Unfortunately that PDFTextStreamEngine.showGlyph method uses some private class members. Thus, one cannot simply override it in one's own PDFTextStripper class using the original method code with the change indicated above. One either has to replicate nearly all functionality of PDFTextStreamEngine in one's own class, or one has to resort to Java reflection, or one has to patch PDFBox classes themselves.

This architecture is not exactly perfect.

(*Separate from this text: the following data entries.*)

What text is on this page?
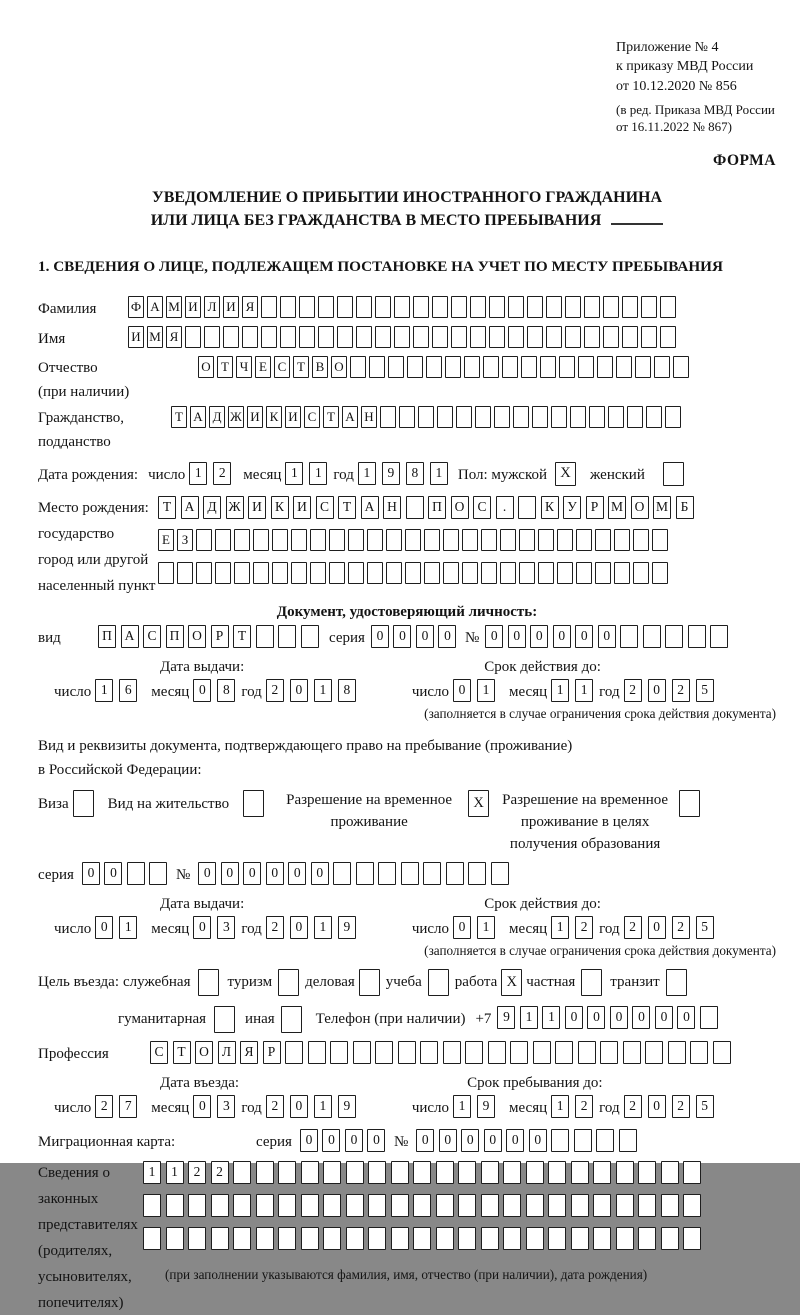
Приложение № 4
к приказу МВД России
от 10.12.2020 № 856
(в ред. Приказа МВД России
от 16.11.2022 № 867)
ФОРМА
УВЕДОМЛЕНИЕ О ПРИБЫТИИ ИНОСТРАННОГО ГРАЖДАНИНА
ИЛИ ЛИЦА БЕЗ ГРАЖДАНСТВА В МЕСТО ПРЕБЫВАНИЯ
1. СВЕДЕНИЯ О ЛИЦЕ, ПОДЛЕЖАЩЕМ ПОСТАНОВКЕ НА УЧЕТ ПО МЕСТУ ПРЕБЫВАНИЯ
Фамилия	Ф А М И Л И Я
Имя	И М Я
Отчество
(при наличии)
О Т Ч Е С Т В О
Гражданство,
подданство
Т А Д Ж И К И С Т А Н
Дата рождения: число 1 2	месяц 1 1 год 1 9 8 1	Пол: мужской X	женский
Место рождения:
государство
город или другой
населенный пункт
Т А Д Ж И К И С Т А Н	П О С .	К У Р М О М Б
Е З
Документ, удостоверяющий личность:
вид	П А С П О Р Т	серия 0 0 0 0 № 0 0 0 0 0 0
Дата выдачи:	Срок действия до:
число 1 6	месяц 0 8 год 2 0 1 8	число 0 1	месяц 1 1 год 2 0 2 5
(заполняется в случае ограничения срока действия документа)
Вид и реквизиты документа, подтверждающего право на пребывание (проживание)
в Российской Федерации:
Виза	Вид на жительство	Разрешение на временное проживание
X	Разрешение на временное проживание в целях получения образования
серия	0 0	№	0 0 0 0 0 0
Дата выдачи:	Срок действия до:
число 0 1	месяц 0 3 год 2 0 1 9	число 0 1	месяц 1 2 год 2 0 2 5
(заполняется в случае ограничения срока действия документа)
Цель въезда: служебная туризм деловая учеба работа X частная транзит
гуманитарная	иная	Телефон (при наличии) +7 9 1 1 0 0 0 0 0 0
Профессия	С Т О Л Я Р
Дата въезда:	Срок пребывания до:
число 2 7	месяц 0 3 год 2 0 1 9	число 1 9	месяц 1 2 год 2 0 2 5
Миграционная карта:	серия	0 0 0 0 №	0 0 0 0 0 0
Сведения о
законных
представителях
(родителях,
усыновителях,
попечителях)
1 1 2 2
(при заполнении указываются фамилия, имя, отчество (при наличии), дата рождения)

The second file "Bal_532935_0314.pdf"

The case of the second file is caused by the same piece of PDFBox code quoted above. As this time, though, the font is simple, the other code block is executed:

    if (font instanceof PDSimpleFont)
    {
        char c = (char) code;
        unicode = new String(new char[] { c });
    }

What happens here is pure guesswork: If there is no information for mapping glyph code to Unicode, let's assume the mapping is Latin-1 which embeds trivially into char. As becomes visible in the OP's second file, this assumption does not always hold.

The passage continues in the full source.